Cloudera (CLDR - Free Report) shares have jumped 36% in the past three months after it topped our second quarter estimates in early September. Despite the recent climb, Cloudera stock has been hammered since it went public April 2017.
Now the question is should investors take a chance on the cloud computing stock that is trading under $10 per share heading into the release of its Q3 fiscal 2020 financial results on Thursday, December 5?
Cloudera is an enterprise data cloud firm that works to provide big data solutions for businesses. The company officially completed its merger with enterprise data peer Hortonworks, Inc. back in January 2019 to help create a more competitive company in a market dominated by the likes of Microsoft (MSFT - Free Report) , Google (GOOGL - Free Report) , and Amazon (AMZN - Free Report) .
With this in mind, CLDR announced in early November its Cloudera Data Platform is available on Microsoft Azure, which could help it expand its reach. However, Cloudera had already scared off many investors when it said in June that CEO Tom Reilly would retire just five months after the Hortonworks merger. The news coincided with a rough first quarter for the already-struggling firm.
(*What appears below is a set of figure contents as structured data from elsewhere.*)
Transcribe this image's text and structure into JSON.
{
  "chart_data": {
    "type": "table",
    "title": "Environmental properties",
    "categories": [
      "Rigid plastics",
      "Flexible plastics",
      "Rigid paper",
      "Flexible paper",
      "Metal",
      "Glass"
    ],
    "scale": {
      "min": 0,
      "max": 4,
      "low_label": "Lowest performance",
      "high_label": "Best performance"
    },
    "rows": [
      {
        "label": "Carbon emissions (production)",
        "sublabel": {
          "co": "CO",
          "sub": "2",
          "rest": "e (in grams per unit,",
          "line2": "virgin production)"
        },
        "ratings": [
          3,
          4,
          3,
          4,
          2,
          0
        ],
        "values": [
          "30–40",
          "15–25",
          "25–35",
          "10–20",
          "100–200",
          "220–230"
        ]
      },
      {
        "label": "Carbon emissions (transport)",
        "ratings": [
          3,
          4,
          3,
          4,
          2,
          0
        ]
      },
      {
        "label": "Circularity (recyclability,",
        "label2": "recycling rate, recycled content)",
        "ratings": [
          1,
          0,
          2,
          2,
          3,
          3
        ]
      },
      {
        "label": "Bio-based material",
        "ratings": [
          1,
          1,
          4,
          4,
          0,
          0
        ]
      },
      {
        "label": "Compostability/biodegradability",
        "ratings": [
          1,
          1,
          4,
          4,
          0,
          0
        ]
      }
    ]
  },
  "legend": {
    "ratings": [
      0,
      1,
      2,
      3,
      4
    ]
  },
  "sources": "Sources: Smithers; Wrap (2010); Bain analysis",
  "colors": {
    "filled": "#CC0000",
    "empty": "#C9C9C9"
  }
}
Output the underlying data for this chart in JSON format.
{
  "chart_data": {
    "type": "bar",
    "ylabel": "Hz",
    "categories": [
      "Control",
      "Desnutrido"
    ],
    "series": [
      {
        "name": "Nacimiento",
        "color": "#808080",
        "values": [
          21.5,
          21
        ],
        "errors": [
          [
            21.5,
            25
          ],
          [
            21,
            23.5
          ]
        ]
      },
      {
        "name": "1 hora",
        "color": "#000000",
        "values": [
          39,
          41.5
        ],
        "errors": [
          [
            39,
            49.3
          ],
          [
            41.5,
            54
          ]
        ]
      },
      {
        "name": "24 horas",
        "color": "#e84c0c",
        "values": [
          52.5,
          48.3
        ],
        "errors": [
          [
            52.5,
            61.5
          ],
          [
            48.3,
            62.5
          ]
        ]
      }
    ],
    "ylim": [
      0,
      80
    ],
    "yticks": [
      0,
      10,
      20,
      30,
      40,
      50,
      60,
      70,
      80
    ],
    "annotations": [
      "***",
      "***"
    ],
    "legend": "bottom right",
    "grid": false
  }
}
Since then, Cloudera has experienced some positivity, some of which came from Carl Icahn. The firm announced in August that it reached a deal with the activist investor that put two of his representatives on CLDR’s board.
The move, which came several weeks after Icahn announced his roughly 13% ownership stake in the beaten-down enterprise cloud firm, marked a “standstill” agreement that might have helped stop a proxy challenge. Investors should note that Cloudera “believes the Icahn Group beneficially owns approximately 18.36%” of its outstanding stock.
Icahn seemed to set his sights on one of the few “cheap” cloud computing stocks on the market. CLDR stock is currently trading at 3.3X forward 12-month Zacks sales estimates, which marks a discount against its industry’s 6.1X average, Dropbox’s (DBX - Free Report) 4.1X, Salesforce’s (CRM - Free Report) 7.1X, and far better than ServiceNow’s (NOW - Free Report) 12.3X.
However, Cloudera stock might be called a valuation trap, since it is artificially inflated by CLDR’s downturn since going public. CLDR shares closed regular trading Monday at $9.78 per share, well off their 52-week highs of $15.
Q3 Outlook & Beyond
Looking ahead, the Palo Alto, California-based firm’s Q3 fiscal 2020 revenue is expected to surge 60% from the year-ago period to reach $188.8 million, based on our current Zacks Consensus Estimate. This includes the positive impact of the Hortonworks merger.
The company’s full-year fiscal 2020 sales are then expected to jump 62%, with 2021 projected to come in 10% above our current-year projection at $845.40 million.
At the bottom end of the income statement, CLDR’s adjusted quarterly earnings are projected to fall from a loss of -$0.03 per share in Q3 2019 to -$0.07 per share. On the positive side, the company’s full-year ESP figure is projected to climb from -$0.41 to -$0.23. Better still, Cloudera’s adjusted fiscal 2021 loss is expected to come in at just -$0.05 a share.
Cloudera is currently a Zacks Rank #4 (Sell), based mostly on a slight downturn in its longer-term earnings outlook. The company is still expected to expand within a growth industry and at least one established outsider has shown some faith in the firm recently.
Therefore, investors who can handle some risk might want to think about buying some shares of Cloudera before it reports after the closing bell on December 5. Others might want to scoop up the cheap tech stock if it is able to impress Wall Street like it did last quarter.